I agree with pretty much this whole comment, but do have one question:
But it still seems plausible that in practice we never hit those exotic circumstances (because those exotic circumstances never happen, or because we’ve retrained the model before we get to the exotic circumstances, etc), and it’s intent aligned in all the circumstances the model actually encounters.
Given that this is conditioned on us getting to AGI, wouldn’t the intuition here be that pretty much all the most valuable things such a system would do would fall under “exotic circumstances” with respect to any realistic training distribution? I might be assuming too much in saying that — e.g., I’m taking it for granted that anything we’d call an AGI could self-improve to the point of accessing states of the world that we wouldn’t be able to train it on; and also I’m assuming that the highest-reward states would probably be the these exotic / hard-to-access ones. But both of those do seem (to me) like they’d be the default expectation.
Or maybe you mean it seems plausible that, even under those exotic circumstances, an AGI may still be able to correctly infer our intent, and be incentivized to act in alignment with it?
There are lots and lots of exotic circumstances. We might get into a nuclear war. We might invent time travel. We might become digital uploads. We might decide democracy was a bad idea.
I agree that AGI will create exotic circumstances. But not all exotic circumstances will be created by AGI. I find it plausible that the AI systems fail in only a special few exotic circumstances, which aren’t the ones that are actually created by AGI.
I find it plausible that the AI systems fail in only a special few exotic circumstances, which aren’t the ones that are actually created by AGI.
This helps, and I think it’s the part I don’t currently have a great intuition for. My best attempt at steel-manning would be something like: “It’s plausible that an AGI will generalize correctly to distributions which it is itself responsible for bringing about.” (Where “correctly” here means “in a way that’s consistent with its builders’ wishes.”) And you could plausibly argue that an AGI would have a tendency to not induce distributions that it didn’t expect it would generalize correctly on, though I’m not sure if that’s the specific mechanism you had in mind.
It’s nothing quite so detailed as that. It’s more like “maybe in the exotic circumstances we actually encounter, the objective does generalize, but also maybe not; there isn’t a strong reason to expect one over the other”. (Which is why I only say it is plausible that the AI system works fine, rather than probable.)
You might think that the default expectation is that AI systems don’t generalize. But in the world where we’ve gotten an existential catastrophe, we know that the capabilities generalized to the exotic circumstance; it seems like whatever made the capabilities generalize could also make the objective generalize in that exotic circumstance.

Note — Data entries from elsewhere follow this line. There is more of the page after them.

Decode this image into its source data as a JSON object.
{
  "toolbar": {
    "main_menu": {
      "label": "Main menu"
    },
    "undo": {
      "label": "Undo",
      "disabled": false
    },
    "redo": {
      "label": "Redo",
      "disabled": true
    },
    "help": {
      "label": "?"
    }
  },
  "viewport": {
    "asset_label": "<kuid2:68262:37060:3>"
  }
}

I agree with pretty much this whole comment, but do have one question:
Given that this is conditioned on us getting to AGI, wouldn’t the intuition here be that pretty much all the most valuable things such a system would do would fall under “exotic circumstances” with respect to any realistic training distribution? I might be assuming too much in saying that — e.g., I’m taking it for granted that anything we’d call an AGI could self-improve to the point of accessing states of the world that we wouldn’t be able to train it on; and also I’m assuming that the highest-reward states would probably be the these exotic / hard-to-access ones. But both of those do seem (to me) like they’d be the default expectation.
Or maybe you mean it seems plausible that, even under those exotic circumstances, an AGI may still be able to correctly infer our intent, and be incentivized to act in alignment with it?

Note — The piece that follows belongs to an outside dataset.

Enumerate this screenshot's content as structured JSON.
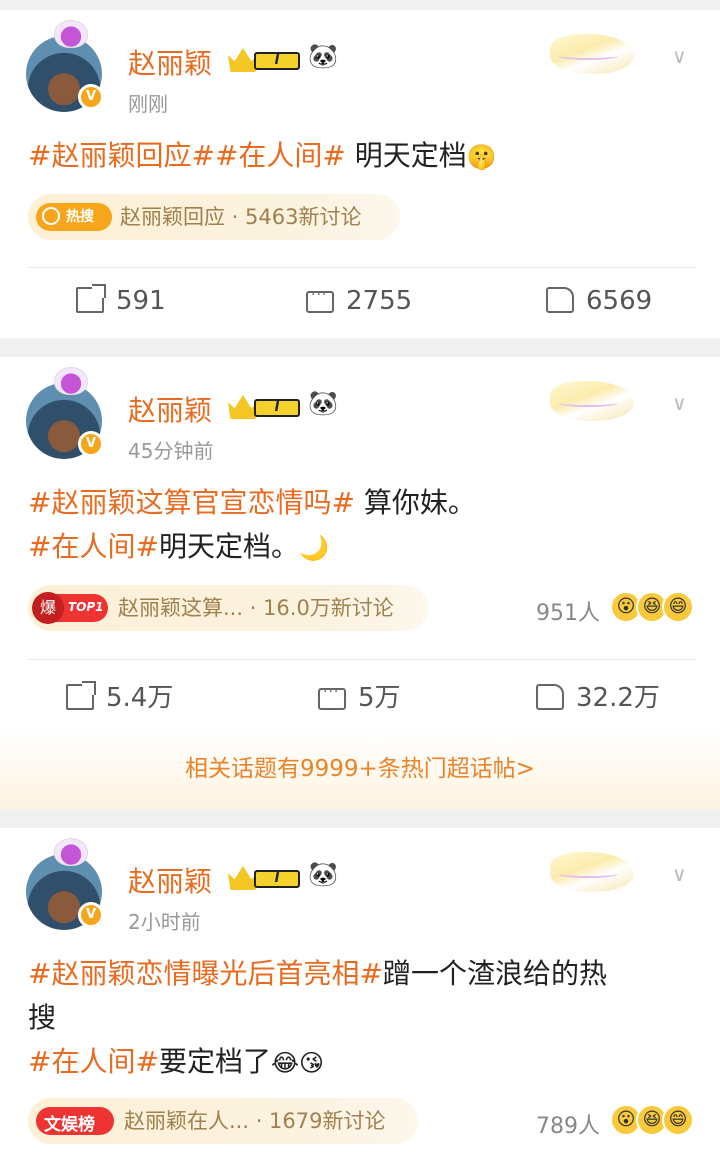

There are lots and lots of exotic circumstances. We might get into a nuclear war. We might invent time travel. We might become digital uploads. We might decide democracy was a bad idea.
I agree that AGI will create exotic circumstances. But not all exotic circumstances will be created by AGI. I find it plausible that the AI systems fail in only a special few exotic circumstances, which aren’t the ones that are actually created by AGI.
Got it, thanks!
This helps, and I think it’s the part I don’t currently have a great intuition for. My best attempt at steel-manning would be something like: “It’s plausible that an AGI will generalize correctly to distributions which it is itself responsible for bringing about.” (Where “correctly” here means “in a way that’s consistent with its builders’ wishes.”) And you could plausibly argue that an AGI would have a tendency to not induce distributions that it didn’t expect it would generalize correctly on, though I’m not sure if that’s the specific mechanism you had in mind.
It’s nothing quite so detailed as that. It’s more like “maybe in the exotic circumstances we actually encounter, the objective does generalize, but also maybe not; there isn’t a strong reason to expect one over the other”. (Which is why I only say it is plausible that the AI system works fine, rather than probable.)
You might think that the default expectation is that AI systems don’t generalize. But in the world where we’ve gotten an existential catastrophe, we know that the capabilities generalized to the exotic circumstance; it seems like whatever made the capabilities generalize could also make the objective generalize in that exotic circumstance.
I see. Okay, I definitely agree that makes sense under the “fails to generalize” risk model. Thanks Rohin!